Some composers, like the late great Richard Wagner, draw hisses from their contemporaries but plaudits from posterity. Others, because of their immediate appeal or the complete lack of it, rouse no sparks in their own time or later. Very few continue to stir up quarrels long after they are dead. But Anton Bruckner and Gustav Mahler are still fighting words. Bruckner, Austrian composer of nine symphonies and a handful of other large-scale works, died in 1896. His disciple Mahler,

Bohemian composer of nine-and-a-half symphonies and several song cycles, died in 1911. No one is lukewarm about the music of Bruckner and Mahler: either he admires it fervently or it makes him sick. The anti-partisans are not organized, but the devotees are. Last week the Bruckner Society of America conferred their Mahler Medal of Honor upon Philadelphia's Conductor Eugene Ormandy for his services to the cause.

Occasion for this kudos-conferring was a performance by the Philadelphia Orchestra of Mahler's weird, nostalgic Das Lied -von der Erde, a symphonic song cycle for tenor, contralto and orchestra, based on Chinese poems. While Ormandy (with Charles Kullmann and Enid Szantho as soloists) was earning his medal in Philadelphia, slippery-skulled Conductor Dmitri Mitropoulos was introducing Minneapolis to the fantastic orchestral tints of Mahler's First Symphony. Critical Philadelphians applauded politely but 4,000 Minneapolitans sat on the edges of their seats, howled enthusiasm, left Northrop Memorial Auditorium in a daze.

Mahler, like his contemporary Dostoyevsky, had a strong sense of human helplessness and tragedy. Like Contemporaries Nietzsche and van Gogh, Mahler had a vivid poetic imagination. World-famous during his lifetime as a conductor (in Europe and, for a short time, at Manhattan's Metropolitan Opera House), Mahler knew his orchestra as few composers do, wrote for it with telling originality, getting new effects by combining instruments in novel ways. Like Bruckner, he had grandiose ideas, and often strove to get a whole apocalypse into a single symphony. His Eighth Symphony, introduced to the U. S. by Leopold Stokowski in 1916, is probably the world's largest symphonic work, demands an orchestra of over 100 musicians, a chorus of nearly 1,000, lasts over two hours. The brooding melancholy of his music gets many a listener down; a rude critic has declared that Mahler saw the worm in every apple. Those who feel that worms are natural and to be expected usually like him.

A Bohemian Jew by birth, Mahler studied music in Vienna, was converted to Catholicism, later evolved a pantheistic faith of his own. His childhood was spent in a little country town where bugle calls from a neighboring barracks gave him a curious affection for military tunes. He once stated his Freudian belief that only childhood experiences are useful to an artist.

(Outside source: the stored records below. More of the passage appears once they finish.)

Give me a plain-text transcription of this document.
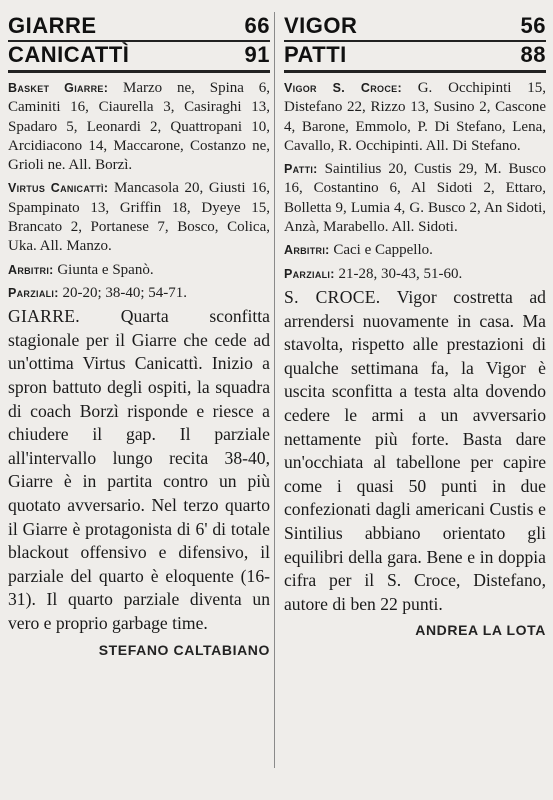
GIARRE	66
CANICATTÌ	91

Basket Giarre: Marzo ne, Spina 6, Caminiti 16, Ciaurella 3, Casiraghi 13, Spadaro 5, Leonardi 2, Quattropani 10, Arcidiacono 14, Maccarone, Costanzo ne, Grioli ne. All. Borzì.

Virtus Canicattì: Mancasola 20, Giusti 16, Spampinato 13, Griffin 18, Dyeye 15, Brancato 2, Portanese 7, Bosco, Colica, Uka. All. Manzo.

Arbitri: Giunta e Spanò.

Parziali: 20-20; 38-40; 54-71.

GIARRE. Quarta sconfitta stagionale per il Giarre che cede ad un'ottima Virtus Canicattì. Inizio a spron battuto degli ospiti, la squadra di coach Borzì risponde e riesce a chiudere il gap. Il parziale all'intervallo lungo recita 38-40, Giarre è in partita contro un più quotato avversario. Nel terzo quarto il Giarre è protagonista di 6' di totale blackout offensivo e difensivo, il parziale del quarto è eloquente (16-31). Il quarto parziale diventa un vero e proprio garbage time.

STEFANO CALTABIANO
VIGOR	56
PATTI	88

Vigor S. Croce: G. Occhipinti 15, Distefano 22, Rizzo 13, Susino 2, Cascone 4, Barone, Emmolo, P. Di Stefano, Lena, Cavallo, R. Occhipinti. All. Di Stefano.

Patti: Saintilius 20, Custis 29, M. Busco 16, Costantino 6, Al Sidoti 2, Ettaro, Bolletta 9, Lumia 4, G. Busco 2, An Sidoti, Anzà, Marabello. All. Sidoti.

Arbitri: Caci e Cappello.

Parziali: 21-28, 30-43, 51-60.

S. CROCE. Vigor costretta ad arrendersi nuovamente in casa. Ma stavolta, rispetto alle prestazioni di qualche settimana fa, la Vigor è uscita sconfitta a testa alta dovendo cedere le armi a un avversario nettamente più forte. Basta dare un'occhiata al tabellone per capire come i quasi 50 punti in due confezionati dagli americani Custis e Sintilius abbiano orientato gli equilibri della gara. Bene e in doppia cifra per il S. Croce, Distefano, autore di ben 22 punti.

ANDREA LA LOTA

As a conductor Mahler was of the same stripe as Toscanini. He was a tyrannical perfectionist, and his tantrums at Manhattan's Met are said to have brought on the breakdown which led to his death. Though his music is still infrequently performed in the U. S.,-and Adolf Hitler has forbidden its performance in Aryan Germany, most of his fellow-Viennese class him with Beethoven.

* Two of Mahler's large symphonic works are available for the phonograph, both recorded from concert performances: Das Lied von der Erde and Second ("Resurrection") Symphony.